There, where everyone could see this obstacle to their entry to the home, they camped for three days. On the third day, Joshua sent his officers throughout the camp with their marching orders.
If there had been discussions among the Jews about how they would get across the river, and there most surely had been, Joshua was letting them know how their safe passage would occur.
They were told they should follow the ark of the covenant as it was carried by the priests, and we must understand just how appropriate it was that their forward progress should be guided by the ark.
Regardless of anything that seemed to be an obstacle, they should always remember God was their God and He was in covenant with Israel. How could they lose as long as they trusted and followed Him?
Now, the people were commanded to leave behind the place where they camped and “go after” the ark. However, they must not come too close to the ark. Joshua commanded that they keep a distance of “about two thousand cubits” from the ark of the covenant. This meant they must draw no closer than about 3,000 feet between themselves and the ark.
The great distance shows reverence for God and His care for them, but Joshua said, “come not near unto it, that ye may know the way by which ye must go.” There were so many of them that the people at the front of the group would have seen the ark and the people behind them would only have seen people following the ark.

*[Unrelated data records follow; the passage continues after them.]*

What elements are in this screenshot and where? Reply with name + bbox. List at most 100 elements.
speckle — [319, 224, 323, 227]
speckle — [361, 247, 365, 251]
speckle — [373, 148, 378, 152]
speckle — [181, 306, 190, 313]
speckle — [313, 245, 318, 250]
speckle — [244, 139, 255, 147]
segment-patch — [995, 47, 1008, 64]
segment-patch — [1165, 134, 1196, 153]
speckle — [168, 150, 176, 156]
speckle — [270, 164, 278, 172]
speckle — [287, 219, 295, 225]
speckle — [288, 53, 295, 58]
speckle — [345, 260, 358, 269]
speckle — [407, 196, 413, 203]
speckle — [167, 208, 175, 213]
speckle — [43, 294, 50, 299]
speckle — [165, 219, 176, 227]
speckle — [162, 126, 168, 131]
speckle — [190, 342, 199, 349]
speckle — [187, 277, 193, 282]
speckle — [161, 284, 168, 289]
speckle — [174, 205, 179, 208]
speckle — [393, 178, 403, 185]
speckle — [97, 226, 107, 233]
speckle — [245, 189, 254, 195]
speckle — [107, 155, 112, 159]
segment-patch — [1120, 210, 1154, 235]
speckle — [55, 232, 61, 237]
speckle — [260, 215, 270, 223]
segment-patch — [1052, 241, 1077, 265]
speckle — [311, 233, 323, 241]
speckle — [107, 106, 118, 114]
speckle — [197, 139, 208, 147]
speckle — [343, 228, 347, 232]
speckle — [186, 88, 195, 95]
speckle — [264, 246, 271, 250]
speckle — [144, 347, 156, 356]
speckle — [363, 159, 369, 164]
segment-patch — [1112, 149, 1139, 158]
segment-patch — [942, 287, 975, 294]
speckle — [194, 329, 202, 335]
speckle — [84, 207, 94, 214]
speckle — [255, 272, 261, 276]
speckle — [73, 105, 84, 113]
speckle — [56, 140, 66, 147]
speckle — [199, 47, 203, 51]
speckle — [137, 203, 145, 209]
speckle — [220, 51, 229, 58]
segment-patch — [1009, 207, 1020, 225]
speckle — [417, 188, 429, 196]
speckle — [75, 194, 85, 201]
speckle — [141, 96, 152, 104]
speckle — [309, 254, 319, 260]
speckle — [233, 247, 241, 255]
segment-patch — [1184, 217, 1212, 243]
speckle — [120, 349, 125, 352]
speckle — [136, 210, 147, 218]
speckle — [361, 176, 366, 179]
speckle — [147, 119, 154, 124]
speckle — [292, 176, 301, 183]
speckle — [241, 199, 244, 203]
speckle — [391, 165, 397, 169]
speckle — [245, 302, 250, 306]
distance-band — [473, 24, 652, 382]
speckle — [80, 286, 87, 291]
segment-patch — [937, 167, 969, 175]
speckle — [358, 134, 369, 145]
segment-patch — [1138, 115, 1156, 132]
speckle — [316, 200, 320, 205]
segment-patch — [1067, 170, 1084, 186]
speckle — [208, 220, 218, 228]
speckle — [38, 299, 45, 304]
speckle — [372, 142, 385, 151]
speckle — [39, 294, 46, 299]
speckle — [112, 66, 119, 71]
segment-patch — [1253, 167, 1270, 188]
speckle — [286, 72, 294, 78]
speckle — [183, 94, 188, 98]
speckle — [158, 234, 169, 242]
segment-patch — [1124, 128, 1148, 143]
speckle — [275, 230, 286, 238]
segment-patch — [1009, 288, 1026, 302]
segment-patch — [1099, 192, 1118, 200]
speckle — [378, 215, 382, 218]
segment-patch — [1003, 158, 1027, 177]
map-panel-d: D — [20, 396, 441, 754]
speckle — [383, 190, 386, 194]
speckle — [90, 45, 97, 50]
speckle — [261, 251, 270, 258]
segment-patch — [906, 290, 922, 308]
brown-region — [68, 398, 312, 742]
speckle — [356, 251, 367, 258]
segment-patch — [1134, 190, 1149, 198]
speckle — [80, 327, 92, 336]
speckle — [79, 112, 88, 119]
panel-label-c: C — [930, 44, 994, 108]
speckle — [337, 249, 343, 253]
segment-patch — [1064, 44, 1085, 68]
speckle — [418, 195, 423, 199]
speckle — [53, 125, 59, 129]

God wanted everybody to be able to see ark as He led them across the river. Our Father makes Himself available to every believer today. No one person on earth has greater access to God than the access available to every other person.
Joshua said to them, “for ye have not passed this way heretofore.” Sometimes God calls us to follow Him in ways and directions with which we are unfamiliar. Just as He did not want the Israelites to lose sight of the ark of the covenant, He does not want us to lose sight of the hope we have in His precious Son, Jesus.
Joshua said the priests were to carry the ark into the water, but as soon the soles of their feet touched the water, “the Lord of all the earth, shall rest in the waters of Jordan.” Because the Lord rested in those waters, they would be cut off and the people could walk into the Promised Land.
Maybe the only thing that lies between you and the receiving of God’s promise is a “river,” and all it will take to grab hold of His promise is that you need to keep your eyes fixed on Him and take that step of faith.